Traceback (most recent call last):
  File "/mnt/d/v1.1.0/network/test_FX-GRAPH-MODE-QUANTIZATION/test.py", line 256, in <module>
    top1, top5 = evaluate(quantized_model, criterion, data_loader_test)
  File "/mnt/d/v1.1.0/network/test_FX-GRAPH-MODE-QUANTIZATION/test.py", line 102, in evaluate
    output = model(image)
  File "/mnt/d/v1.1.0/network/venv_torch1.13/lib/python3.9/site-packages/torch/fx/graph_module.py", line 652, in call_wrapped
    return self._wrapped_call(self, *args, **kwargs)
  File "/mnt/d/v1.1.0/network/venv_torch1.13/lib/python3.9/site-packages/torch/fx/graph_module.py", line 277, in __call__
    raise e
  File "/mnt/d/v1.1.0/network/venv_torch1.13/lib/python3.9/site-packages/torch/fx/graph_module.py", line 267, in __call__
    return super(self.cls, obj).__call__(*args, **kwargs)  # type: ignore[misc]
  File "/mnt/d/v1.1.0/network/venv_torch1.13/lib/python3.9/site-packages/torch/nn/modules/module.py", line 1186, in _call_impl
    return forward_call(*input, **kwargs)
  File "<eval_with_key>.10", line 5, in forward
  File "/mnt/d/v1.1.0/network/venv_torch1.13/lib/python3.9/site-packages/torch/nn/modules/module.py", line 1186, in _call_impl
    return forward_call(*input, **kwargs)
  File "/mnt/d/v1.1.0/network/venv_torch1.13/lib/python3.9/site-packages/torch/nn/intrinsic/quantized/modules/conv_relu.py", line 92, in forward
    return torch.ops.quantized.conv2d_relu(
  File "/mnt/d/v1.1.0/network/venv_torch1.13/lib/python3.9/site-packages/torch/_ops.py", line 148, in __call__
    return self._op(*args, **kwargs or {})
NotImplementedError: Could not run 'quantized::conv2d_relu.new' with arguments from the 'CPU' backend. This could be because the operator doesn't exist for this backend, or was omitted during the selective/custom build process (if using custom build). If you are a Facebook employee using PyTorch on mobile, please visit https://fburl.com/ptmfixes for possible resolutions. 'quantized::conv2d_relu.new' is only available for these backends: [Conjugate, UNKNOWN_TENSOR_TYPE_ID, UNKNOWN_TENSOR_TYPE_ID, UNKNOWN_TENSOR_TYPE_ID, UNKNOWN_TENSOR_TYPE_ID, UNKNOWN_TENSOR_TYPE_ID, SparseCPU, SparseCUDA, SparseHIP, UNKNOWN_TENSOR_TYPE_ID, UNKNOWN_TENSOR_TYPE_ID, UNKNOWN_TENSOR_TYPE_ID, UNKNOWN_TENSOR_TYPE_ID, SparseVE, UNKNOWN_TENSOR_TYPE_ID, UNKNOWN_TENSOR_TYPE_ID, UNKNOWN_TENSOR_TYPE_ID, UNKNOWN_TENSOR_TYPE_ID, UNKNOWN_TENSOR_TYPE_ID, UNKNOWN_TENSOR_TYPE_ID, UNKNOWN_TENSOR_TYPE_ID, UNKNOWN_TENSOR_TYPE_ID, UNKNOWN_TENSOR_TYPE_ID].

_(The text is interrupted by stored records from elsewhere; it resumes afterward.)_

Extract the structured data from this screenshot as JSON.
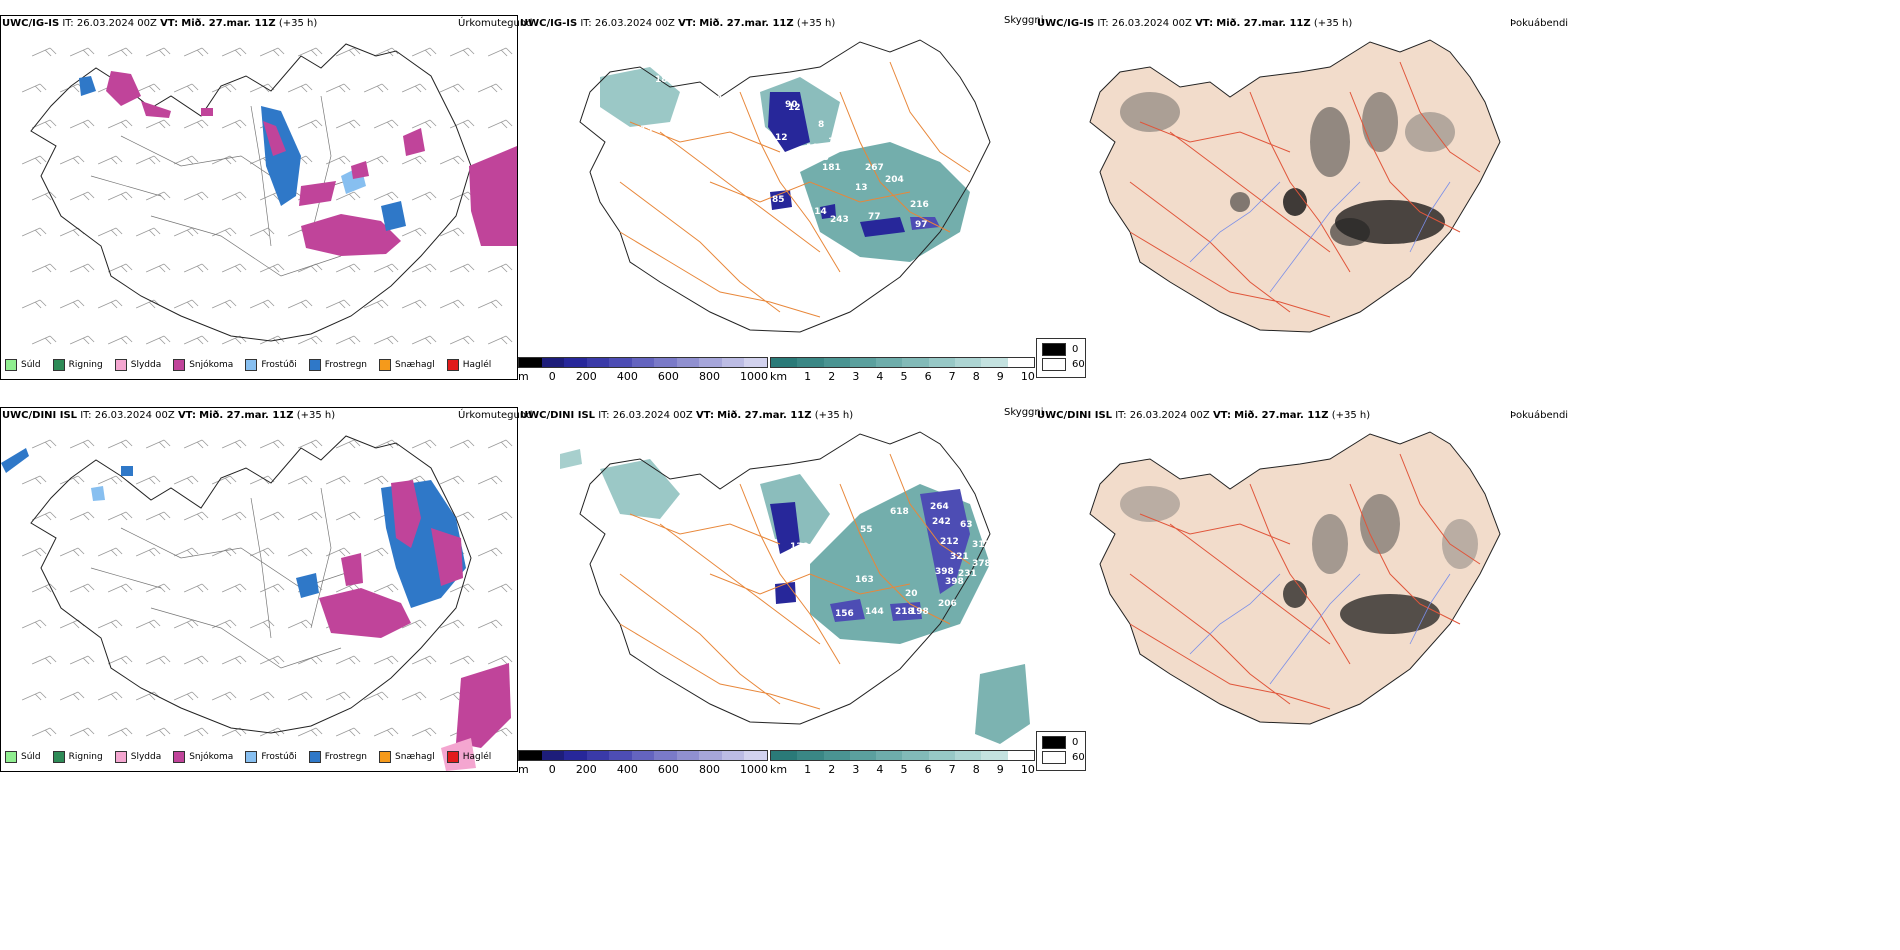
{
  "rows": [
    {
      "model_header": "UWC/IG-IS",
      "it_label": "IT:",
      "it_value": "26.03.2024 00Z",
      "vt_label": "VT:",
      "vt_value": "Mið. 27.mar. 11Z",
      "lead": "(+35 h)"
    },
    {
      "model_header": "UWC/DINI ISL",
      "it_label": "IT:",
      "it_value": "26.03.2024 00Z",
      "vt_label": "VT:",
      "vt_value": "Mið. 27.mar. 11Z",
      "lead": "(+35 h)"
    }
  ],
  "panel_titles": {
    "precip_type": "Úrkomutegund",
    "visibility": "Skyggni",
    "fog_index": "Þokuábendi"
  },
  "precip_legend": [
    {
      "label": "Súld",
      "color": "#90ee90"
    },
    {
      "label": "Rigning",
      "color": "#2e8b57"
    },
    {
      "label": "Slydda",
      "color": "#f4a6d0"
    },
    {
      "label": "Snjókoma",
      "color": "#c0449a"
    },
    {
      "label": "Frostúði",
      "color": "#87bff0"
    },
    {
      "label": "Frostregn",
      "color": "#2f78c8"
    },
    {
      "label": "Snæhagl",
      "color": "#f59a1b"
    },
    {
      "label": "Haglél",
      "color": "#e11b1b"
    }
  ],
  "cloud_base_bar": {
    "unit": "m",
    "ticks": [
      "0",
      "200",
      "400",
      "600",
      "800",
      "1000"
    ],
    "colors": [
      "#000000",
      "#1d1d7a",
      "#27279a",
      "#3a3aa8",
      "#4d4db4",
      "#6464bf",
      "#7a7ac8",
      "#9090d0",
      "#a6a6da",
      "#bcbce4",
      "#d2d2ee"
    ]
  },
  "visibility_bar": {
    "unit": "km",
    "ticks": [
      "1",
      "2",
      "3",
      "4",
      "5",
      "6",
      "7",
      "8",
      "9",
      "10"
    ],
    "colors": [
      "#2a7a78",
      "#3a8785",
      "#4a9492",
      "#5ba09e",
      "#6eadab",
      "#82bab8",
      "#97c8c6",
      "#add5d3",
      "#c4e2e0",
      "#ffffff"
    ]
  },
  "fog_legend": {
    "items": [
      {
        "label": "0",
        "color": "#000000"
      },
      {
        "label": "60",
        "color": "#ffffff"
      }
    ]
  },
  "vis_labels_top": [
    "18",
    "22",
    "13",
    "99",
    "12",
    "8",
    "12",
    "195",
    "16",
    "218",
    "181",
    "267",
    "204",
    "13",
    "85",
    "114",
    "243",
    "77",
    "216",
    "97",
    "90",
    "50"
  ],
  "vis_labels_bottom": [
    "618",
    "264",
    "242",
    "212",
    "321",
    "63",
    "317",
    "398",
    "398",
    "231",
    "378",
    "20",
    "206",
    "218",
    "198",
    "156",
    "144",
    "163",
    "130",
    "55"
  ],
  "colors": {
    "snow": "#c0449a",
    "frz_rain": "#2f78c8",
    "frz_drizzle": "#87bff0",
    "vis_teal": "#4a9492",
    "vis_navy": "#27279a",
    "road_orange": "#e8873a",
    "land_fog": "#f2dccb",
    "road_red": "#e0553a",
    "river_blue": "#7a8ee8"
  }
}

This is still unavailable?
This is just question to understand the situation of Pytorch
Best regards

Vasiliy_Kuznetsov · July 11, 2022, 1:48pm

Your example should work if you remove the prepare_custom_config.set_input_quantized_indexes([0]) line. You are passing in images which are tensors with dtype float32, so there isn’t a need to specify that your model input is quantized.

If you set prepare_custom_config.set_input_quantized_indexes([0]), you are telling the workflow that you intend to pass in tensors with dtype torch.quint8. This is an extra optimization for the cases where the input tensors coming into the model are already quantized, which does not seem to be the case in your example.

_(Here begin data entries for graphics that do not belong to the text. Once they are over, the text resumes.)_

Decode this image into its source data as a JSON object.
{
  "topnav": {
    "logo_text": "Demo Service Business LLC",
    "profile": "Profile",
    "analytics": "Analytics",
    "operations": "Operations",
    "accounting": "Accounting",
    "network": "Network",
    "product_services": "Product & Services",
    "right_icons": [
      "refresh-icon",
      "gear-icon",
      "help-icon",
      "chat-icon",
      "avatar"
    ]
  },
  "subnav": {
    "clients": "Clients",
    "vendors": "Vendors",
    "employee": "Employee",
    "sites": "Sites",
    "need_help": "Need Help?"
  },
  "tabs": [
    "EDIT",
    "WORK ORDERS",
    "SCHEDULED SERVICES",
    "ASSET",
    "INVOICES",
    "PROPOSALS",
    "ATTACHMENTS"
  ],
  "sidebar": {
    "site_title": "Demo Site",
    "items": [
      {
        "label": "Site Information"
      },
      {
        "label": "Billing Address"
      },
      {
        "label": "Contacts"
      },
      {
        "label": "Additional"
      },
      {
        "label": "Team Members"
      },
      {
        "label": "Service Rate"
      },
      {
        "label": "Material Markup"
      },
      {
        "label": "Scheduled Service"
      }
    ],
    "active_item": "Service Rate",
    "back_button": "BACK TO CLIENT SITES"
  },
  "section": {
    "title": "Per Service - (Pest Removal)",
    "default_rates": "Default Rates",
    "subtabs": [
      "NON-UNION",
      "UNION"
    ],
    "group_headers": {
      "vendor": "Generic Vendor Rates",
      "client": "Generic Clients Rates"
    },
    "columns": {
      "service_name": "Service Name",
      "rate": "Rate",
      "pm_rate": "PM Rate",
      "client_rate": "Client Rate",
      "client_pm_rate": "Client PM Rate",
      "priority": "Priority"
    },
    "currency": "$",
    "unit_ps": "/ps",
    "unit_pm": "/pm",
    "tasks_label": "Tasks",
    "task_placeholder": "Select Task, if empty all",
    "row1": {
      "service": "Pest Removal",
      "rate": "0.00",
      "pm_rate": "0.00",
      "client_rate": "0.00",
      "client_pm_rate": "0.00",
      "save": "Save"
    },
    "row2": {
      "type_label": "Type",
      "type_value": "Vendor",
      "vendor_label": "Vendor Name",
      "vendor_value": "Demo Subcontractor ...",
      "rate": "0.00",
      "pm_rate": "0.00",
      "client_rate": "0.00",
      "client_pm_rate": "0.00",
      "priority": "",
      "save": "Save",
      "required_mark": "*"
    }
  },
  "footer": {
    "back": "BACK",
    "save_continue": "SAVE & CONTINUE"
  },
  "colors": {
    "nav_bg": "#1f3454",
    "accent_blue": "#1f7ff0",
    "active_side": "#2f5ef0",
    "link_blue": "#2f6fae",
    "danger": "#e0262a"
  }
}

timosy · July 12, 2022, 12:33am

Thanks for the advice, certaintly, it worked when I commented out both “set_input_quantized” and “set_output_quantized”.

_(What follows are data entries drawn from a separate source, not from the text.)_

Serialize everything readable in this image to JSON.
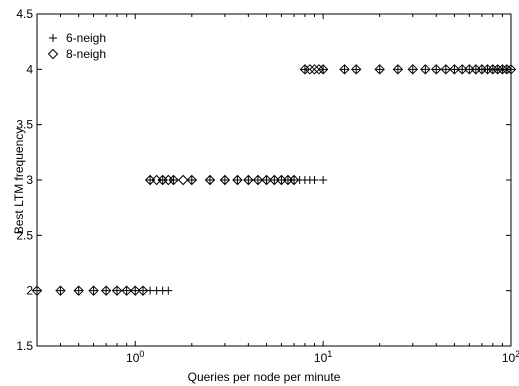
{
  "chart_data": {
    "type": "scatter",
    "title": "",
    "xlabel": "Queries per node per minute",
    "ylabel": "Best LTM frequency",
    "xscale": "log",
    "xlim": [
      0.3,
      100
    ],
    "ylim": [
      1.5,
      4.5
    ],
    "xticks": [
      {
        "value": 1,
        "base": "10",
        "exp": "0"
      },
      {
        "value": 10,
        "base": "10",
        "exp": "1"
      },
      {
        "value": 100,
        "base": "10",
        "exp": "2"
      }
    ],
    "yticks": [
      {
        "value": 1.5,
        "label": "1.5"
      },
      {
        "value": 2,
        "label": "2"
      },
      {
        "value": 2.5,
        "label": "2.5"
      },
      {
        "value": 3,
        "label": "3"
      },
      {
        "value": 3.5,
        "label": "3.5"
      },
      {
        "value": 4,
        "label": "4"
      },
      {
        "value": 4.5,
        "label": "4.5"
      }
    ],
    "grid": false,
    "legend_position": "top-left",
    "series": [
      {
        "name": "6-neigh",
        "marker": "plus",
        "points": [
          [
            0.3,
            2
          ],
          [
            0.4,
            2
          ],
          [
            0.5,
            2
          ],
          [
            0.6,
            2
          ],
          [
            0.7,
            2
          ],
          [
            0.8,
            2
          ],
          [
            0.9,
            2
          ],
          [
            1.0,
            2
          ],
          [
            1.1,
            2
          ],
          [
            1.2,
            2
          ],
          [
            1.3,
            2
          ],
          [
            1.4,
            2
          ],
          [
            1.5,
            2
          ],
          [
            1.2,
            3
          ],
          [
            1.4,
            3
          ],
          [
            1.6,
            3
          ],
          [
            2,
            3
          ],
          [
            2.5,
            3
          ],
          [
            3,
            3
          ],
          [
            3.5,
            3
          ],
          [
            4,
            3
          ],
          [
            4.5,
            3
          ],
          [
            5,
            3
          ],
          [
            5.5,
            3
          ],
          [
            6,
            3
          ],
          [
            6.5,
            3
          ],
          [
            7,
            3
          ],
          [
            7.5,
            3
          ],
          [
            8,
            3
          ],
          [
            8.5,
            3
          ],
          [
            9,
            3
          ],
          [
            10,
            3
          ],
          [
            8,
            4
          ],
          [
            10,
            4
          ],
          [
            13,
            4
          ],
          [
            15,
            4
          ],
          [
            20,
            4
          ],
          [
            25,
            4
          ],
          [
            30,
            4
          ],
          [
            35,
            4
          ],
          [
            40,
            4
          ],
          [
            45,
            4
          ],
          [
            50,
            4
          ],
          [
            55,
            4
          ],
          [
            60,
            4
          ],
          [
            65,
            4
          ],
          [
            70,
            4
          ],
          [
            75,
            4
          ],
          [
            80,
            4
          ],
          [
            85,
            4
          ],
          [
            90,
            4
          ],
          [
            95,
            4
          ],
          [
            100,
            4
          ]
        ]
      },
      {
        "name": "8-neigh",
        "marker": "diamond",
        "points": [
          [
            0.3,
            2
          ],
          [
            0.4,
            2
          ],
          [
            0.5,
            2
          ],
          [
            0.6,
            2
          ],
          [
            0.7,
            2
          ],
          [
            0.8,
            2
          ],
          [
            0.9,
            2
          ],
          [
            1.0,
            2
          ],
          [
            1.1,
            2
          ],
          [
            1.2,
            3
          ],
          [
            1.3,
            3
          ],
          [
            1.4,
            3
          ],
          [
            1.5,
            3
          ],
          [
            1.6,
            3
          ],
          [
            1.8,
            3
          ],
          [
            2,
            3
          ],
          [
            2.5,
            3
          ],
          [
            3,
            3
          ],
          [
            3.5,
            3
          ],
          [
            4,
            3
          ],
          [
            4.5,
            3
          ],
          [
            5,
            3
          ],
          [
            5.5,
            3
          ],
          [
            6,
            3
          ],
          [
            6.5,
            3
          ],
          [
            7,
            3
          ],
          [
            8,
            4
          ],
          [
            8.5,
            4
          ],
          [
            9,
            4
          ],
          [
            9.5,
            4
          ],
          [
            10,
            4
          ],
          [
            13,
            4
          ],
          [
            15,
            4
          ],
          [
            20,
            4
          ],
          [
            25,
            4
          ],
          [
            30,
            4
          ],
          [
            35,
            4
          ],
          [
            40,
            4
          ],
          [
            45,
            4
          ],
          [
            50,
            4
          ],
          [
            55,
            4
          ],
          [
            60,
            4
          ],
          [
            65,
            4
          ],
          [
            70,
            4
          ],
          [
            75,
            4
          ],
          [
            80,
            4
          ],
          [
            85,
            4
          ],
          [
            90,
            4
          ],
          [
            95,
            4
          ],
          [
            100,
            4
          ]
        ]
      }
    ]
  }
}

But, actually, what I’d like to test was to test whether inference speed gets fast with “input data of int + model of int8” or not. A test with “input data of float + model of int8”, which is genral usage, is not what I’d liek to test…

To test the formaer one, I put “set_input_quantized” in the option. What I had to do was conversio of float32 to torch.quint8 of data?

Billy_Hsueh · February 29, 2024, 2:13pm

Does a model using eager mode for QAT have similar functionality?

Currently, I have a quantized model where image inputs are normalized from [0, 255] to [0.0, 1.0], and then quantized to [0, 18] (scale: 0.05404205247759819).

Is there any way to ensure that the input tensor is quantized to [0, 255]?